Person-centred care involves offering care and support, centred around an individual's needs and circumstances. We all have individual needs, and just because two people might have the same health condition, for example, arthritis, doesn't mean they require the same care and support.
There are 8 values that support person-centred care. These person-centred values are the foundation of safe, effective and high-quality care and help to put the individual receiving care at the centre of the care provision.
Involving the person being cared for in any decision-making process, acknowledging and respecting their values, needs and preferences, treating them with dignity, and always being sensitive to their needs is essential.
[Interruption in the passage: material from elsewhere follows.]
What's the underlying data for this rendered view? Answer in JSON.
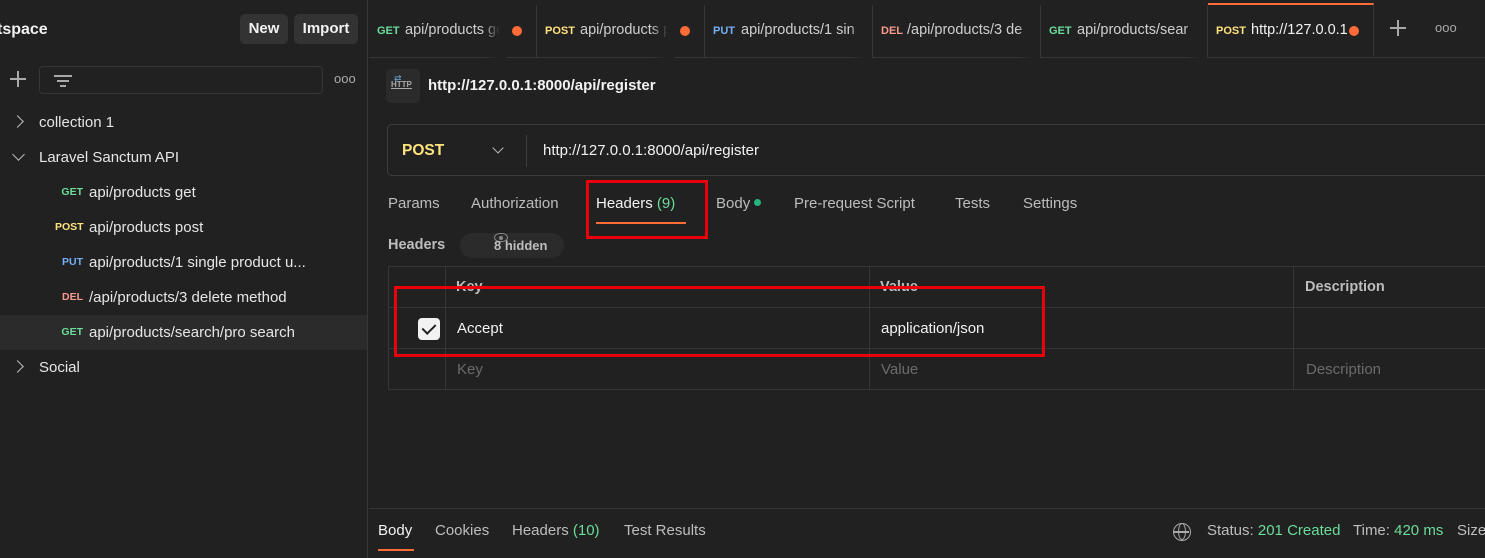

Encourage the people you care for to do things for themselves, even if it's just a small task. Avoid doing things for them just to save time. Instead, support them in doing tasks they are capable of or almost capable of. Promoting independence can empower individuals to feel in-charge of their own lives and increase their self-value.
A person's individuality is defined by life experiences, upbringing, personality, religious and cultural identity etc. It's important to acknowledge and respect individuality by recognising and responding to each person in a way that is acceptable and meaningful to them. Providing care and support cannot be accomplished with a "one size fits all" approach.
Everyone has the right to privacy, which means they have the right to control how information about them is used and shared. It's important to respect people's preferences when sharing personal information. Privacy is also linked to dignity, especially for those who need help with personal care - for example, toileting and bathing, doors should be closed during personal hygiene activities to ensure privacy.
Instead of health and care professionals providing advice on care and treatment and the care recipient just following instructions, professionals should collaborate with individuals regarding their care and treat them as equals. Partnering with the individual involves including them in the decision-making process, working alongside them to determine the best care and treatment options, identifying their needs and what's important to them, and figuring out their goals and how to achieve them together.
It's important to support each individual in making their own choices and decisions regarding their care and treatment and provide them with the necessary information to do so.